I am almost 60, how this happened is a mystery to me… and have never owned a white shirt, apart from a charity shop purchase to paint the house in.
Those essentials lists were always for someone else, someone taller, someone quieter, someone with different friends etc, etc.
I have long given up the nonsense of trying to be the white shirt girl, and my wardrobe reflects me, not some tall, calm, mythical creature.
I so love your blog.
xx Fiona
I love this, doubly because it addresses a conundrum I wanted to email you about, but could never phrase right. In short… to use your analogy, I find myself in a new garden – transplanted from Baltimore law firm/Annapolis life to a small resort town in Montana, courtesy Covid and 3 years into WFH. I have been trying to figure out what to wear… but, I am not a cowgirl… or a hunter… or a devout hiker… I kept asking myself, who am I in this new place, with less closet space, no need for office or fancy night out attire, but still want to represent myself? Some recent article of yours inspired me to look for something that felt comfortable in these new environs – not city, not country, but something I could wear outside of wfh and feel right in most situations. Chicos slim pants, no iron linen shirts, cool sneaks or sandals, fun jewelry – done. Took me two years to figure out. Not sure how to translate to winter, but I have a template that works for now. Feels silly, but thanks for helping me!

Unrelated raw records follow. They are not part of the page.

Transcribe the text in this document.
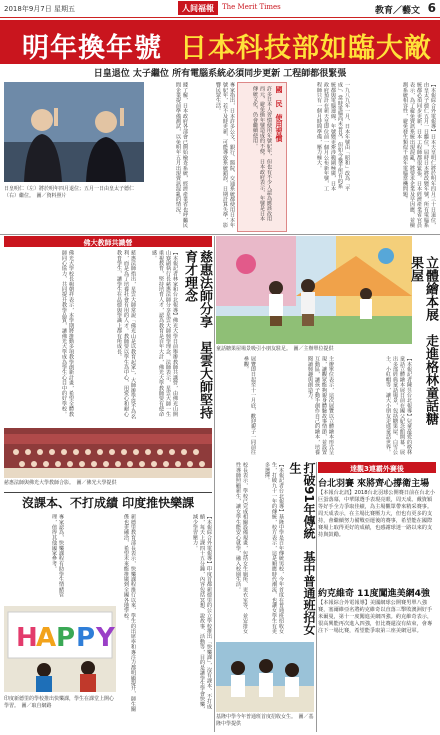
2018年9月7日 星期五	人间福報	The Merit Times	教育／藝文 6
明年換年號 日本科技部如臨大敵
日皇退位 太子繼位 所有電腦系統必須同步更新 工程師都很緊張
日皇明仁（左）將於明年四月退位；五月一日由皇太子德仁（右）繼位。　圖／資料照片	據了解，日本政府各部會已開始檢查系統，經濟產業省也呼籲民間企業提前準備測試，以免明年五月出現資訊混亂的情況。	專家指出，日本許多公文、銀行、醫院、交通系統都使用日本年號紀年，若不及時更新，可能導致系統錯誤、日期計算失準，影響民眾生活。	國　民　使用習慣
許多日本人習慣使用年號紀年，但也有不少人認為應該改用西元，避免換年號造成的不便。日本政府表示，年號是日本傳統文化，仍會繼續使用。	一九八九年一月，日本年號由「昭和」改為「平成」，當時電腦尚未普及，但如今幾乎所有的系統都與電腦連線，年號變更牽涉範圍極廣，日本政府預計在新天皇即位前一個月公布新年號，工程師只有一個月時間準備，壓力極大。	【本報綜合外電報導】日本天皇明仁將於明年四月三十日退位，由皇太子德仁五月一日繼位，屆時日本將改變年號，所有電腦系統都必須同步更新，日本工程師都很緊張。日本經濟產業省官員表示，為了避免資訊系統出現混亂，將要求企業及早因應，並檢測系統相容性，避免發生類似千禧年電腦當機問題。
佛大教師共識營
佛光大學校長楊朝祥表示，本學期將推動多項教學創新計畫，希望全體教師同心協力，共同提升教學品質，讓佛光大學成為學生心目中的好學校。	慈惠法師指出，星雲大師常說「佛光山是以教育起家」，大師辦學從不為名利，而是為了培養社會有用的人才。教師要以學生為中心，用愛心和耐心教育學生，讓學生在品德與學識上都有所成長。	【本報記者林家和台北報導】佛光大學日前舉辦教師共識營，由佛光山開山寮副執行長慈惠法師分享星雲大師興學理念，法師表示，星雲大師一生重視教育，堅持培育人才，認為教育是百年大計，佛光大學教師要有使命感。	慈惠法師分享　星雲大師堅持育才理念
慈惠法師與佛光大學教師合影。　圖／佛光大學提供
立體繪本展　走進格林童話糖果屋
童話糖果屋場景吸引小朋友駐足。　圖／主辦單位提供
展覽即日起至十一月底，歡迎親子一同前往參觀。	主辦單位表示，這次展覽以立體繪本形式呈現，讓觀眾能夠親身體驗故事情節，並設置互動區，讓孩子動手創作自己的繪本，培養閱讀興趣與創造力。	【本報記者陳昱台北報導】兒童最愛的格林童話立體繪本展日前在國父紀念館開幕，展出多部經典童話場景，包括糖果屋、白雪公主、小紅帽等，讓大小朋友走進童話世界。
打破91年傳統　基中普通班招女生
校長表示，學校已完成相關設備規畫，包括女生廁所、更衣室等，並安排女性導師照顧新生，讓女學生能安心就學，融入校園生活。	【本報記者台北報導】基隆中學是百年傳統男校，今年首度在普通班招收女生，打破九十一年的傳統，校方表示，這是順應時代潮流，也讓女學生有更多選擇。
基隆中學今年普通班首度招收女生。　圖／基隆中學提供
達觀3連霸外賽後
台北羽賽 來將齊心撐衛主場
【本報台北訊】2018台北羽球公開賽日前在台北小巨蛋落幕，中華隊選手表現亮眼，周天成、戴資穎等好手全力爭取佳績，為主場觀眾帶來精采賽事。周天成表示，在主場比賽壓力大，但也有更多的支持，會繼續努力備戰亞運後的賽事，希望能在國際賽場上取得更好的成績，也感謝球迷一路以來的支持與鼓勵。
約克維奇 11度闖進美網4強
【本報綜合外電報導】美國網球公開賽男單八強賽，塞爾維亞名將約克維奇以直落三擊敗澳洲好手米爾曼，第十一度闖進美網四強。約克維奇表示，很高興能再次進入四強，但比賽還沒有結束，會專注下一場比賽，希望能爭取第三座美網冠軍。
沒課本、不打成績 印度推快樂課
專家認為，快樂課程有助學生情緒管理，值得其他國家參考。	新德里教育部長表示，快樂課程推行以來，學生的出席率和專注力都明顯提升，師生關係也更融洽，希望未來能推廣到全國各地學校。	【本報綜合外電報導】印度首都新德里的公立學校推出「快樂課」，沒有課本、不打成績，每天上課四十五分鐘，內容包括冥想、說故事、活動等，目的是讓學生學會快樂，減少學習壓力。
H
A P P Y
印度新德里的學校推出快樂課，學生在課堂上開心學習。　圖／取自網路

I empathize with you, Melissa. I was transplanted, too, and it’s difficult to figure out how to thrive in a totally new environment. Right now, I feel like cool evergreen put down in a hot desert. Alison’s garden analogy is spot-on!

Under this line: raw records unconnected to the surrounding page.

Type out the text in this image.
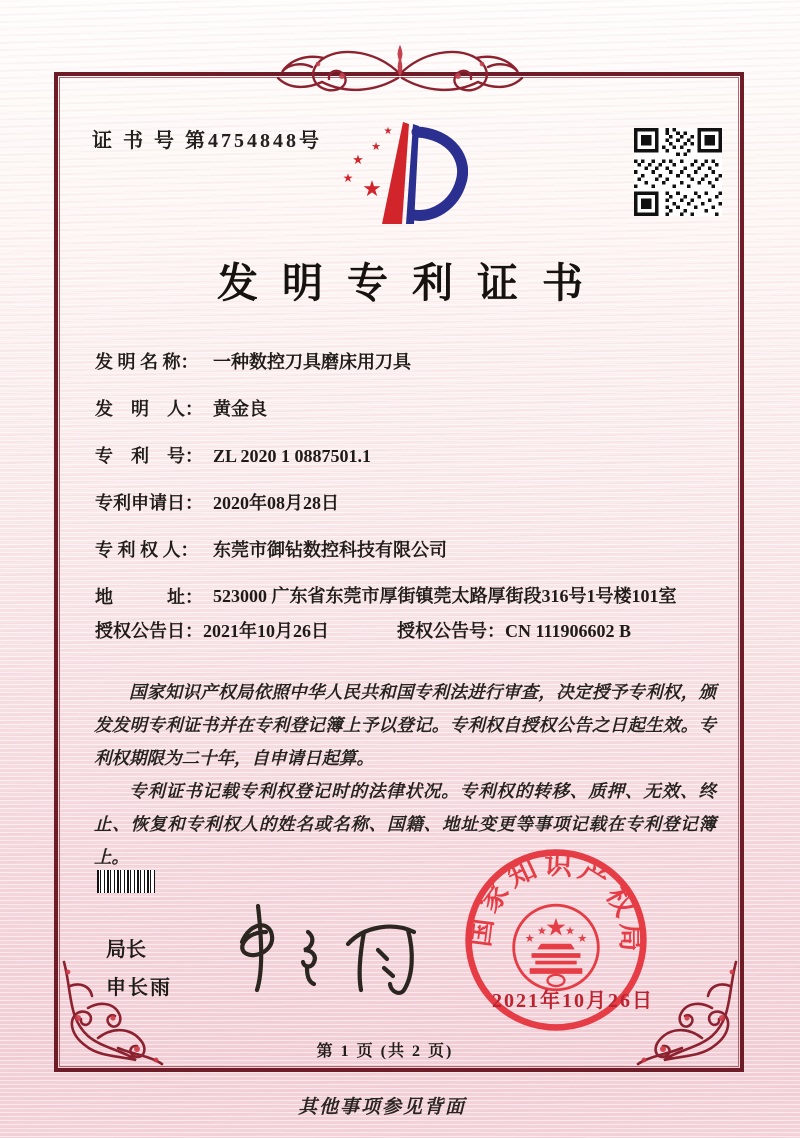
证 书 号 第4754848号
★
★
★
★
★
发明专利证书
发 明 名 称： 一种数控刀具磨床用刀具
发　明　人： 黄金良
专　利　号： ZL 2020 1 0887501.1
专利申请日： 2020年08月28日
专 利 权 人： 东莞市御钻数控科技有限公司
地　　　址： 523000 广东省东莞市厚街镇莞太路厚街段316号1号楼101室
授权公告日：2021年10月26日	授权公告号：CN 111906602 B

国家知识产权局依照中华人民共和国专利法进行审查，决定授予专利权，颁发发明专利证书并在专利登记簿上予以登记。专利权自授权公告之日起生效。专利权期限为二十年，自申请日起算。

专利证书记载专利权登记时的法律状况。专利权的转移、质押、无效、终止、恢复和专利权人的姓名或名称、国籍、地址变更等事项记载在专利登记簿上。

局长
申长雨
国家知识产权局
★
★
★ ★
★
2021年10月26日
第 1 页 (共 2 页)
其他事项参见背面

I plan to take this advice to heart this holiday weekend as I assess my closet for more looks I can put together for the days I’m in the office. I did a try on and toss a few weeks ago where I bagged anything I didn’t like or that didn’t fit me for donation, but that still left me with a lot of clothes. I will use comfort and joy as my guides, and I hope to thin things out even more but have more ideas about combining what works.
I love the Gardening analogy!!! Our gardens are always evolving as we do. Our gardens are not static, they are living bodies reflecting our own painterly vision that evolves over time. Our plants respond to changes in light, water, and the care that we have time to give. Seeing my body is a garden helped me not to curse the soil as you say, and damn the flowers that aren’t growing. What a wonderful picture of Grace! thank you Alison.
It’s always refreshing to read your posts like this! My own style keeps changing, no doubt greatly influenced over the past 3 years because of Covid. But, I think it was already evolving as I headed into my late 40’s/early 50’s. Comfort matters & I’m trying to make better choices and not buy too much. Definitely haven’t mastered this yet but it’s a work in progress.